Minor changes / bugfixes

  • SQMtools will from now on follow the same version numbers as the corresponding SqueezeMeta releases.
  • Updated DIAMOND version to 2.0.15.
  • Fixed a bug when adding taxonomic assignments to bins, in which a lack of consensus in a high level prevented looking for consensus at deeper levels.
  • Fixed a bug in which data.table may make DAStool crash if it was called with a very high number of threads.
  • Fixed a bug in which both reads of a pair were counted as mapped even if only one of them actually mapped to the reference.

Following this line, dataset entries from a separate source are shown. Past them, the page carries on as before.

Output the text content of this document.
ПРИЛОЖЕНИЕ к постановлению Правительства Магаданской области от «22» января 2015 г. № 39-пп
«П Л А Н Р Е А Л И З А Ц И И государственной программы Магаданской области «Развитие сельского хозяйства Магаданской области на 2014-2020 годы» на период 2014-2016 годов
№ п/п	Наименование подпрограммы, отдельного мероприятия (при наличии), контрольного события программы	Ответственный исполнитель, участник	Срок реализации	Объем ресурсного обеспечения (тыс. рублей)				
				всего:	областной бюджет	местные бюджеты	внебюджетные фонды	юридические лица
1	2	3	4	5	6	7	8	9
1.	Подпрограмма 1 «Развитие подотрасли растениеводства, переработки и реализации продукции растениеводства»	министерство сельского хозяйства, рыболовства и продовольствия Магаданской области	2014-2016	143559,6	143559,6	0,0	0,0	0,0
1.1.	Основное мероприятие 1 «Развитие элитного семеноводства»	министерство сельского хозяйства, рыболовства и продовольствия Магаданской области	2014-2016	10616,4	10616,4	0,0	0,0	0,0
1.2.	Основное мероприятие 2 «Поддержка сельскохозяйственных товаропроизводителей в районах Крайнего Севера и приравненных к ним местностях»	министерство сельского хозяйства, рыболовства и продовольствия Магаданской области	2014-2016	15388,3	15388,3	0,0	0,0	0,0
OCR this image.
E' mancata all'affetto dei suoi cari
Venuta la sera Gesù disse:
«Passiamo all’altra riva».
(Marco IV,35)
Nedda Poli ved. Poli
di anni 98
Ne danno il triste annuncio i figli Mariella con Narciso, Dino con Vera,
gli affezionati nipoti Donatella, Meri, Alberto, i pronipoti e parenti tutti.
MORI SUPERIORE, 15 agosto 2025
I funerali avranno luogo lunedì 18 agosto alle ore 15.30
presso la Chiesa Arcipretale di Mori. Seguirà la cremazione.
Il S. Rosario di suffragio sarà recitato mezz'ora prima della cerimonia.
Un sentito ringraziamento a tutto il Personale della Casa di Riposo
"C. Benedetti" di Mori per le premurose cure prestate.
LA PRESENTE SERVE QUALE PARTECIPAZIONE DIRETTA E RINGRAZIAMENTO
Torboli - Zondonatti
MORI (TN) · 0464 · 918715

This had little impact in real datasets, but is corrected now.
  • Fixed a bug in which custom arguments passed to bowtie2 with -mapping_options conflicted in some cases with the --very-sensitive-local option that we use by default when calling bowtie2. --very-sensitive-local is now skipped when the user provides custom arguments to bowtie2.
  • Fixed an uncommon issue in which contigs could end up being assigned to more than one bin after restarting the pipeline.
  • Fixed a bug in sqm_longreads.pl when using several input files from the same sample.
  • loadSQM now removes redundant info from the orfs and contigs tables when loading a project into SQMtools resulting in less memory usage.
  • Fixed a bug in which loading a project with loadSQM could randomly caused an error.
  • We no longer provide a PDF manual for SQMtools. The documentation for each function can still be accessed from the R terminal or RStudio.

Compatibility Changes

  • Results generated by previous versions of SqueezeMeta will not load into SQMtools 1.6.0 (which corresponds to SqueezeMeta release 1.6.0). Running 19.getcontigs.pl /path/to/project will make a project generated with SqueezeMeta v1.5 compatible with the new version of SQMtools.